Fig. 7. LC–MS/MS-based chemoproteomics experiments to investigate Cys profiling in HepG2 cell lysates and in live HepG2 cells by NAIA-5 and IAA.

Fig. 7

a Number of probe-modified peptides in HepG2 cell lysates identified in the MS experiment outlined in Supplementary Fig. 15. Quantified data were shown in average ± SD from n = 3 different replicates/group. b Modifications on different amino acids by NAIA-5 and IAA, respectively, as identified from the MS experiment. Cys-SOH: sulfenic acid form of Cys. c Number of probe-modified proteins identified in the triplicate experiment. d Comparison of the proteins and cysteines profiled by NAIA-5 with those profiled by an IAA-derived probe, DBIA, in the current state-of-the-art paper for cysteine profiling56. The full list of profiled proteins and cysteines by NAIA-5 can be found in Supplementary Data 2. e Relative intensity of the sum of signals from probe-modified peptides by NAIA-5 or IAA. Quantified data were shown on average ± SD from n = 3 different replicates/groups.

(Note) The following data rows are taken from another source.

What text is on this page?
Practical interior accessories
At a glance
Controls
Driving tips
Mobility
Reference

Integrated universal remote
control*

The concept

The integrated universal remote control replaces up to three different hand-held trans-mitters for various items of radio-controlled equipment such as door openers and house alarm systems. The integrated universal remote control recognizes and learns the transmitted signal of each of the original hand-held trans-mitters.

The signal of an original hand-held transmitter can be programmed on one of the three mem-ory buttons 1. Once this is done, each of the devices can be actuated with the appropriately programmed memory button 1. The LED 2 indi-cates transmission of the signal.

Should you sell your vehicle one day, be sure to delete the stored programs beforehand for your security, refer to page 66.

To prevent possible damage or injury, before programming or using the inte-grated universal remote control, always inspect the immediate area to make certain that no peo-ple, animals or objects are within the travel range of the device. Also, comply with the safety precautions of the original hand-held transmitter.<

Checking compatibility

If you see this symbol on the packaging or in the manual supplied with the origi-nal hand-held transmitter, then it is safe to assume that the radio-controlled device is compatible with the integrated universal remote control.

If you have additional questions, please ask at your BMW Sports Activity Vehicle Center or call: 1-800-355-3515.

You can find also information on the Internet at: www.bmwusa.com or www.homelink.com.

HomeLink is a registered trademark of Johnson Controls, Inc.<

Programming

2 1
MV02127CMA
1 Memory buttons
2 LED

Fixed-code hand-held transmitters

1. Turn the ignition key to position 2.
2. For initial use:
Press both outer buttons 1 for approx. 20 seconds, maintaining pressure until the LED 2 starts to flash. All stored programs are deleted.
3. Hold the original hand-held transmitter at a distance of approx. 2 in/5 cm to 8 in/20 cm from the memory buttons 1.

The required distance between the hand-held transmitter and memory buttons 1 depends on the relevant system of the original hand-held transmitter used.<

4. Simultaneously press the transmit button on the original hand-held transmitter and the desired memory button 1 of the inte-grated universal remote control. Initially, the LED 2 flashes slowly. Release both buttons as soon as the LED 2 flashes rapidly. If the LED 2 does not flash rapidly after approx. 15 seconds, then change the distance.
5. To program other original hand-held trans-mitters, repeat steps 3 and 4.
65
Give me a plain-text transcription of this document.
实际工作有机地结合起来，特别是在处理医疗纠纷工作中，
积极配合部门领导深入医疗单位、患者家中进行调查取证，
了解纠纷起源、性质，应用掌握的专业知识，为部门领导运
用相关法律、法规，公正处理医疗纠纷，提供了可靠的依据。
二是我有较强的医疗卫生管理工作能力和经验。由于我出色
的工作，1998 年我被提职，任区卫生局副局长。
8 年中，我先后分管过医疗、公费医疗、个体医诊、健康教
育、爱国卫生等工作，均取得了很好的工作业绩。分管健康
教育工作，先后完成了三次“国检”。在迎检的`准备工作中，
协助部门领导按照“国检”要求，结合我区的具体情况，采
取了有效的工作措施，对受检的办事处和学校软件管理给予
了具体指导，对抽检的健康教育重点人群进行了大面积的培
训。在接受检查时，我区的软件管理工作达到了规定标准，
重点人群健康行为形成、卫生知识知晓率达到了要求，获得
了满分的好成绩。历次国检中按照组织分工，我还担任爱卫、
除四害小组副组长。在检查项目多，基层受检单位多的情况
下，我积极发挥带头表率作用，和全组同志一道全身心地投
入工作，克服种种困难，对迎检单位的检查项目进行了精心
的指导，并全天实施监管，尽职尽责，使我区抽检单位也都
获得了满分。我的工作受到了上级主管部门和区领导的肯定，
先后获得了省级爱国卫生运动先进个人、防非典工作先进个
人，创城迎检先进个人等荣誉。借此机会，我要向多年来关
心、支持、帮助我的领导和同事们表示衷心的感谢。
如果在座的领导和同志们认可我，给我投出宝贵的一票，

Statistical analyses were performed with unpaired two-tailed Student’s t-tests. *P = 0.023. f Analysis of probe-modified proteins by NAIA-5 and IAA, respectively, using the DrugBank database, and the functions of these proteins by Gene Ontology database. g Gene Ontology analysis of the biological processes involving the probe-modified proteins, with the top 20 unique processes regulated by NAIA-5-modified proteins shown in the bar chart. P values were determined by Fisher’s exact test. Those highlighted in red are associated with gene expression and regulation. h Number of probe-modified peptides identified by incubation of live HepG2 cells with NAIA-5 or IAA. Quantified data were the average values from n = 2 different replicates/groups. i Comparison of probe-modified cysteines and j probe-modified proteins identified by NAIA-5 in cell lysates with those in live cell experiment.